Le procès du lieutenant-général Philémon Yav Irung entre dans une phase décisive devant la Haute Cour militaire de Kinshasa. Officier de haut rang des Forces armées de la République démocratique du Congo (FARDC), il est poursuivi pour trahison, accusé d’avoir entretenu une collusion avec l’armée rwandaise. Le 7 mai, le ministère public a requis la réclusion à perpétuité, scellant la gravité d’une procédure aux ramifications politiques et militaires considérables. La défense, qui s’apprête à plaider, entend démonter pièce par pièce l’architecture de l’accusation.
Un dossier suspendu à un SMS introuvable
Au cœur du dossier figure un message texte attribué à un proche du général rwandais James Kabarebe, figure militaire emblématique de Kigali aujourd’hui chargée des affaires régionales. Ce SMS, censé établir un canal de communication clandestin entre l’officier congolais et l’appareil sécuritaire rwandais, daterait d’il y a environ quatre ans. Or, depuis l’ouverture du procès, aucun élément matériel n’a été produit à l’audience pour en démontrer l’existence. Ni capture d’écran, ni expertise téléphonique, ni traçabilité technique : la pièce maîtresse demeure invisible.

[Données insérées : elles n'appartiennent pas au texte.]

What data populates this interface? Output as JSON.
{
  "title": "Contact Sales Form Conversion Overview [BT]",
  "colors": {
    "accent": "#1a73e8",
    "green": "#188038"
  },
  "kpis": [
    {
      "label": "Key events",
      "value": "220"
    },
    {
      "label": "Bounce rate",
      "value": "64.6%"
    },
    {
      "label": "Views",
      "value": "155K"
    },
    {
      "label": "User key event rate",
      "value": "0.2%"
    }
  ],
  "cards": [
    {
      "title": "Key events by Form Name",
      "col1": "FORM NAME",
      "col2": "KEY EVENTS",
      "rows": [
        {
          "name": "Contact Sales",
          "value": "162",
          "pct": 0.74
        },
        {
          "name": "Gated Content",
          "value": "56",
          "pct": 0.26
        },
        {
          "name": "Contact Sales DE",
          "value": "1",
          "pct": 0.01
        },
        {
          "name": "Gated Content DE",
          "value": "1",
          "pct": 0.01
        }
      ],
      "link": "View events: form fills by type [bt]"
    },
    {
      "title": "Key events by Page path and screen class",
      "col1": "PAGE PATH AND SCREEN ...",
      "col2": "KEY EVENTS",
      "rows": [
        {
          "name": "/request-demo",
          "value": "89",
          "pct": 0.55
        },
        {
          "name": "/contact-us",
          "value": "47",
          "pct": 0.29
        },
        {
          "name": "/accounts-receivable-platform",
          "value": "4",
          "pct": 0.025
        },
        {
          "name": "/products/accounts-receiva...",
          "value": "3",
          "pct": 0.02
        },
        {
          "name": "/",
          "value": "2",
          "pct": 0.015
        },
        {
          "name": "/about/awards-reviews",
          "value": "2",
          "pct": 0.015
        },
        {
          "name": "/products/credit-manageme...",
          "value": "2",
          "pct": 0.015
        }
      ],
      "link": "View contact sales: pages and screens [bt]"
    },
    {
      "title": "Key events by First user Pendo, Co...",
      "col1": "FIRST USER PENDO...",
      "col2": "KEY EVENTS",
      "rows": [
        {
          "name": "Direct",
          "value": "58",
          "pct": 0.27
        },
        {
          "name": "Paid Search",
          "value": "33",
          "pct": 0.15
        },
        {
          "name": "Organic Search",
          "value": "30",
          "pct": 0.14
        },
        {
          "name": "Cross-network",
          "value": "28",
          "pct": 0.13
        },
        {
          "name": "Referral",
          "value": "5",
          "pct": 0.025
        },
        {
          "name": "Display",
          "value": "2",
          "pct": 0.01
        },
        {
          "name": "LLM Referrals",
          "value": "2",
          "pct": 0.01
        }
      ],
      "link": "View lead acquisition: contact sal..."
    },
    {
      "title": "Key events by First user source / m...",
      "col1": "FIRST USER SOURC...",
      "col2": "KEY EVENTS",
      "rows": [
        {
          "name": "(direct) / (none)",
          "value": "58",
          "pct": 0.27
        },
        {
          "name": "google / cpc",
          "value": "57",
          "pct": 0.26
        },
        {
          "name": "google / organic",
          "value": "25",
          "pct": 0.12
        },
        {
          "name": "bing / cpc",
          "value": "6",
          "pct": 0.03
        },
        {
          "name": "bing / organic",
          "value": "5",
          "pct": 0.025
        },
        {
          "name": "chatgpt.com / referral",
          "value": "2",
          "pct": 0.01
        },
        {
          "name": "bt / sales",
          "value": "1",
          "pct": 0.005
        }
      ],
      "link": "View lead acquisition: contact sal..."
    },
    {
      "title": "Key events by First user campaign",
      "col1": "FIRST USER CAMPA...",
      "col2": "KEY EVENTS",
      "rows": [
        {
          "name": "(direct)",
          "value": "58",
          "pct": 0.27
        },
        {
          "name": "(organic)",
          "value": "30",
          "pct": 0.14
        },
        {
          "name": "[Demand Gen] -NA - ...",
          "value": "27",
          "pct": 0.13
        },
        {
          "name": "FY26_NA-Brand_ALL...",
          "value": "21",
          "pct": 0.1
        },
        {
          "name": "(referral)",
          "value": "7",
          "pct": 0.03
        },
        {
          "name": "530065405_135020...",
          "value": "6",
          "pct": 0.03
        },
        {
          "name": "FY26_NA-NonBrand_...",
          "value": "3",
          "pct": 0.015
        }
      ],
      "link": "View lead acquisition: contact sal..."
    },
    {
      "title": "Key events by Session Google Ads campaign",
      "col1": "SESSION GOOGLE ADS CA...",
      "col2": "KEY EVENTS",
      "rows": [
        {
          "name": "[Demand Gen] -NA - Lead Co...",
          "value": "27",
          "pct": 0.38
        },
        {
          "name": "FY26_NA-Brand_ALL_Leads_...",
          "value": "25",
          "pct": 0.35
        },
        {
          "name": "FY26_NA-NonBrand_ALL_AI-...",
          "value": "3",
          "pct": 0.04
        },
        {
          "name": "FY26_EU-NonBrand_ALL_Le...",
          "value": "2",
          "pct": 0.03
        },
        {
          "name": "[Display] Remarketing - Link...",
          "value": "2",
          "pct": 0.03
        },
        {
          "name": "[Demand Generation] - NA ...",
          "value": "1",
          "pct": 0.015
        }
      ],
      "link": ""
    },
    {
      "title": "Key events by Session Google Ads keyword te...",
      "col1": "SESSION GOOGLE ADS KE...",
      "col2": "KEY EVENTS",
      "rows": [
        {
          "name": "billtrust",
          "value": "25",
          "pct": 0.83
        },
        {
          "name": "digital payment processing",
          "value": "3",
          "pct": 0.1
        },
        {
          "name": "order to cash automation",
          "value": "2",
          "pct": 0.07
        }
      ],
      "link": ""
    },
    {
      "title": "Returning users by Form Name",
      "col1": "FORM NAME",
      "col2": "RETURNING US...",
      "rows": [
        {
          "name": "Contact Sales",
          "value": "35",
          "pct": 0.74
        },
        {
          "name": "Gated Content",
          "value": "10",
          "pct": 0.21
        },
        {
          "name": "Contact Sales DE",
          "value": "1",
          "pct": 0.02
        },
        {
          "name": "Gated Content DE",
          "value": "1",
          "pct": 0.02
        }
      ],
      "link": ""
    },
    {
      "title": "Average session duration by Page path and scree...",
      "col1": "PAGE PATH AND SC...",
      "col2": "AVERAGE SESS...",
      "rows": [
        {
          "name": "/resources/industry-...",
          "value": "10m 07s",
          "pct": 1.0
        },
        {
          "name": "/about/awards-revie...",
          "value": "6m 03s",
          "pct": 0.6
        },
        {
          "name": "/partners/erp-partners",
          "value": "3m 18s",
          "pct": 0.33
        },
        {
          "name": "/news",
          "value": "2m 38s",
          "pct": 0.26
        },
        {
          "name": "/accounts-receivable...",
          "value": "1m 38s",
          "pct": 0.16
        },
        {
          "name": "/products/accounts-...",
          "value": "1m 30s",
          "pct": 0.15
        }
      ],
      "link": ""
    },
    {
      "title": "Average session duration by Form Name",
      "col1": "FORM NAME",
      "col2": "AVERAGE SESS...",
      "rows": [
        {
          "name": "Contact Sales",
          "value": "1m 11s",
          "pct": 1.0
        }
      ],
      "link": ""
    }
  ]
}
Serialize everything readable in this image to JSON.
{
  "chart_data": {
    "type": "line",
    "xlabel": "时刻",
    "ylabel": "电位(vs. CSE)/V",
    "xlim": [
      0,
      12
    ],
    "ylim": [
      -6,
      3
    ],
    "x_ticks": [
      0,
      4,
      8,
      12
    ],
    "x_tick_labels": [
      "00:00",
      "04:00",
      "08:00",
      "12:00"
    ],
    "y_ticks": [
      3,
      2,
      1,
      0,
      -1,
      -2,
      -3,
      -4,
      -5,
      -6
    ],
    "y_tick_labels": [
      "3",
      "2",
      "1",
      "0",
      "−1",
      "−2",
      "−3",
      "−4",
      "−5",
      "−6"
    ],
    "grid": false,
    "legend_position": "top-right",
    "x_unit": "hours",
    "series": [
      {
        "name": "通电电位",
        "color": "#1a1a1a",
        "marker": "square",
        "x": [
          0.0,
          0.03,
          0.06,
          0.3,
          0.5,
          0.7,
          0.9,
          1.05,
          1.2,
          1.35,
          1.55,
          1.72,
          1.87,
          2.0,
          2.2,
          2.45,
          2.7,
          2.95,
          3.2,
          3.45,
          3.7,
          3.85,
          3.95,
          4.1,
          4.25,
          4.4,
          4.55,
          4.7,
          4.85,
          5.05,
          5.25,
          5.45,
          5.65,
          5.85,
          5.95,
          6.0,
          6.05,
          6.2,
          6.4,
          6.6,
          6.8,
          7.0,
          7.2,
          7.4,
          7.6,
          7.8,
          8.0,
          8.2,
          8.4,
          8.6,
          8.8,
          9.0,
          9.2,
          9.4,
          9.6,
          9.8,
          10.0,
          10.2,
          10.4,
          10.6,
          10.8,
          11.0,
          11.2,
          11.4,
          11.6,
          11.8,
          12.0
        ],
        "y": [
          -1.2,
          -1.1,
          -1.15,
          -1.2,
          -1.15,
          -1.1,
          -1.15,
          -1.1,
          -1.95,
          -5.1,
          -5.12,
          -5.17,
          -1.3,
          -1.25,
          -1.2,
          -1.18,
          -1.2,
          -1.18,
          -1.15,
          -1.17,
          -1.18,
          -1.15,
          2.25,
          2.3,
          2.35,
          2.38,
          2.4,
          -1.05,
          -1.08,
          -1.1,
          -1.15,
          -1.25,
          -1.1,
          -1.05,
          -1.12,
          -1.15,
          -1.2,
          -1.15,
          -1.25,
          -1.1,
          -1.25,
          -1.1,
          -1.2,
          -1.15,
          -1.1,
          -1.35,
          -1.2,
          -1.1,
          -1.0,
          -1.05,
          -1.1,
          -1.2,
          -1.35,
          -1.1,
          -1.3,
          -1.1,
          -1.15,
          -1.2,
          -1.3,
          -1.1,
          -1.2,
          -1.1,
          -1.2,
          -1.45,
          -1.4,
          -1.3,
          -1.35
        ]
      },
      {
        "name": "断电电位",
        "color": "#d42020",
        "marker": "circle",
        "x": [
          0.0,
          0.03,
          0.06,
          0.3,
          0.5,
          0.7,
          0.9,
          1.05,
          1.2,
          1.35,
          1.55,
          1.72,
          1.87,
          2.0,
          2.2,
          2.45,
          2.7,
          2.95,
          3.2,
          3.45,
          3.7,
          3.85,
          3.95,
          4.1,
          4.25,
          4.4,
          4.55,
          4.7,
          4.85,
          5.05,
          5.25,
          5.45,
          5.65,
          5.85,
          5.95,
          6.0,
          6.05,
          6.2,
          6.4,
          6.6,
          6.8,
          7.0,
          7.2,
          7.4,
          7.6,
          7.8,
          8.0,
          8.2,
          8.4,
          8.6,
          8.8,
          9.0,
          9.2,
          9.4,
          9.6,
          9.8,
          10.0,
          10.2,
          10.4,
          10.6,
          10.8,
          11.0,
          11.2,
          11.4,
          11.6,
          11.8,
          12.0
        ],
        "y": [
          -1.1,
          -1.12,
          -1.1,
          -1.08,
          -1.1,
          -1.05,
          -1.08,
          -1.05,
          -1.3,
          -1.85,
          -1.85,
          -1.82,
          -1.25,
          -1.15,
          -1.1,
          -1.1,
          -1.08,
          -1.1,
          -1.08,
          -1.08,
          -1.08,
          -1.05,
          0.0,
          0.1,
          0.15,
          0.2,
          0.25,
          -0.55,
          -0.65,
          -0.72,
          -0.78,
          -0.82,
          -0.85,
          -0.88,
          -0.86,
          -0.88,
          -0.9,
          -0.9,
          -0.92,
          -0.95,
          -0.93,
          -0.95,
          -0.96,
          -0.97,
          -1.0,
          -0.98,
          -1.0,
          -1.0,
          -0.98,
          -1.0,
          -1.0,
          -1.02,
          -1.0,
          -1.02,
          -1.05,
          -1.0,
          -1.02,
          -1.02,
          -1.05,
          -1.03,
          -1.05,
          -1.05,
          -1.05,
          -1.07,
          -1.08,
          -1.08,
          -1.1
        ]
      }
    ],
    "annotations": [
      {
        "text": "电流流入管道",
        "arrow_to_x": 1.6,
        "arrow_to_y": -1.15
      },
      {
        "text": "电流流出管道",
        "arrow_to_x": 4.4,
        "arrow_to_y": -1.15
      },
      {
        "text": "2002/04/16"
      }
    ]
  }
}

Cette absence pèse d’autant plus que le principal témoin du contenu présumé de ce message, le général Peter Cirimwami, est décédé depuis plus d’un an. C’est lui qui affirmait avoir vu, de ses yeux, le SMS dans le téléphone de Philémon Yav. Avec sa disparition, l’accusation se trouve privée d’un témoignage direct, sans pouvoir s’appuyer sur un substitut probatoire tangible. Pour la défense, cette configuration relève d’un vide juridique difficilement compatible avec une condamnation à la peine maximale.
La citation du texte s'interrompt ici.